![]() |
| [Foto] Penyampaian Materi TM oleh Panitia LDKM |
Surabaya | LPM BukPoin – Menjelang pelaksanaan Latihan Dasar Kepemimpinan Mahasiswa (LDKM) 2026, Badan Eksekutif Mahasiswa (BEM) Universitas W.R. Supratman (Unipra) Surabaya menggelar Technical Meeting (TM) sebagai bagian dari rangkaian pra-kegiatan LDKM yang dihadiri puluhan mahasiswa, yang bertempat di Aula Unipra, Minggu (18/01/2026), mulai pukul 19.00 - 20.30 WIB.
Pada kegiatan Technical Meeting tersebut, panitia menyampaikan informasi terkait mekanisme kegiatan, mulai dari rangkaian pelaksanaan, perlengkapan yang harus dipersiapkan, hingga ketentuan yang wajib dipatuhi peserta pada hari pelaksanaan.
Ahmad Farisi selaku Wakil Ketua Panitia LDKM 2026, menyampaikan bahwa seluruh rangkaian persiapan pra-LDKM berjalan dengan baik, meskipun terdapat sedikit kendala dari segi waktu.
“Alhamdulillah, kegiatan Technical Meeting berjalan lancar. Total seluruh peserta yang datang mencapai 75 Mahasiswa, dan semuanya sangat ber-antusias untuk mengikuti LDKM ini,” ujarnya.
Lebih lanjut, Faris sapaan akrabnya, menjelaskan bahwa LDKM 2026 mengusung tema “Find Your Way, Lead the Change: Menemukan Arah, Memimpin Perubahan Masa Depan.”

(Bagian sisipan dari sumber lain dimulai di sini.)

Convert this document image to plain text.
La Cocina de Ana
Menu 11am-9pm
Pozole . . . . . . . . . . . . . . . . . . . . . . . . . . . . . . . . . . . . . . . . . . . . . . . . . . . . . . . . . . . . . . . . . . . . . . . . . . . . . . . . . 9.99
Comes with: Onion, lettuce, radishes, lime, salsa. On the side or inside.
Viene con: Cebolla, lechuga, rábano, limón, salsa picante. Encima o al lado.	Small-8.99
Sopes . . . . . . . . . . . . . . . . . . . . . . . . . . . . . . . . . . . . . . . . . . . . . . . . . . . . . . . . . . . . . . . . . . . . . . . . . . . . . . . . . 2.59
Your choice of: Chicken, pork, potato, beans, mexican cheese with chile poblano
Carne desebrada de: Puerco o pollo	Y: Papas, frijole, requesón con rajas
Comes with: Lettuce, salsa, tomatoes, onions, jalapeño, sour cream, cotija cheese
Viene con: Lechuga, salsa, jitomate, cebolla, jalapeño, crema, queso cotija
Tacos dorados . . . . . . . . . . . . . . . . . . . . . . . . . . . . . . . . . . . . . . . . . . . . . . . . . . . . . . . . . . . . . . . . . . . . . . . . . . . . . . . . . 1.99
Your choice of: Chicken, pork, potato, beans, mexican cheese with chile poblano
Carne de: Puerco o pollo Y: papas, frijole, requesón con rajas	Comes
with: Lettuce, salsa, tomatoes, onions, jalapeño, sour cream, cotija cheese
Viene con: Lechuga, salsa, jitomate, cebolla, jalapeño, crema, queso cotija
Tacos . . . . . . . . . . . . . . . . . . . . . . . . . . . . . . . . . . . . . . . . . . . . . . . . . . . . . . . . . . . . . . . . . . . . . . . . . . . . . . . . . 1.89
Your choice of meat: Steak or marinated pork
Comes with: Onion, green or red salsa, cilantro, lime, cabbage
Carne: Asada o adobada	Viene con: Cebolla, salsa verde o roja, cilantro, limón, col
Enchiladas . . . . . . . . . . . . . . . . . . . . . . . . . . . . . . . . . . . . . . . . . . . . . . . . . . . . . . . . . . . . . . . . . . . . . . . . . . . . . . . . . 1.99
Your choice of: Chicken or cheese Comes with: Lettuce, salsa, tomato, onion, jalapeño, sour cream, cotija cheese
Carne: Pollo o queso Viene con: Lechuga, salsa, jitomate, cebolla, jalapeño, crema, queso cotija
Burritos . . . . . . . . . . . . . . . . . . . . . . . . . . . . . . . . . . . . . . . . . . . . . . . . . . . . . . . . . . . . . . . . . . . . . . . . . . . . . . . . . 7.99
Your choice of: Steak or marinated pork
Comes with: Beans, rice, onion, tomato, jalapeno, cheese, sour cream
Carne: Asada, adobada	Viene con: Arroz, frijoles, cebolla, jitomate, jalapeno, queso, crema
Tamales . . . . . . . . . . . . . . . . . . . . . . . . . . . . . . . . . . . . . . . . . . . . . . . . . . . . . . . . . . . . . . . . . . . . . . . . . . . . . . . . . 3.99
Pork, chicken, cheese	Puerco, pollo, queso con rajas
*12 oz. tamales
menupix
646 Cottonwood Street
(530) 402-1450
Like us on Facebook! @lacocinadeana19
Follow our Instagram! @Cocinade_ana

“Kami mengusung tema tersebut karena ingin mendorong mahasiswa agar mahasiswa mampu menemukan jati dirinya sendiri serta tahu perannya mereka sebagai agen perubahan di masa depan. dan kita sudah menyiapkan ini sejak satu bulan sebelum hari pelaksanaan,” tambahnya.
Di sisi lain, Siti Khodijah Selaku Presiden BEM Unipra turut menyampaikan harapannya agar kegiatan LDKM ini mampu memberikan dampak nyata bagi peserta, khususnya dalam pengembangan potensi diri mahasiswa.
“Harapannya setelah mengikuti LDKM, para peserta dapat menemukan arah dan menyadari bahwa setiap mahasiswa memiliki potensi yang bisa dikembangkan, baik melalui organisasi kampus, perlombaan, maupun lainnya,” tuturnya.
Ia juga menegaskan pentingnya keaktifan mahasiswa yang disertai dengan kesadaran untuk terus mengembangkan diri, bukan sekadar mengikuti kegiatan tanpa tujuan yang jelas.
“Mahasiswa pastinya diharapkan menjadi lebih aktif, tapi bukan sekadar aktif ikut-ikutan, melainkan mengembangkan potensi semaksimal mungkin,” pungkasnya.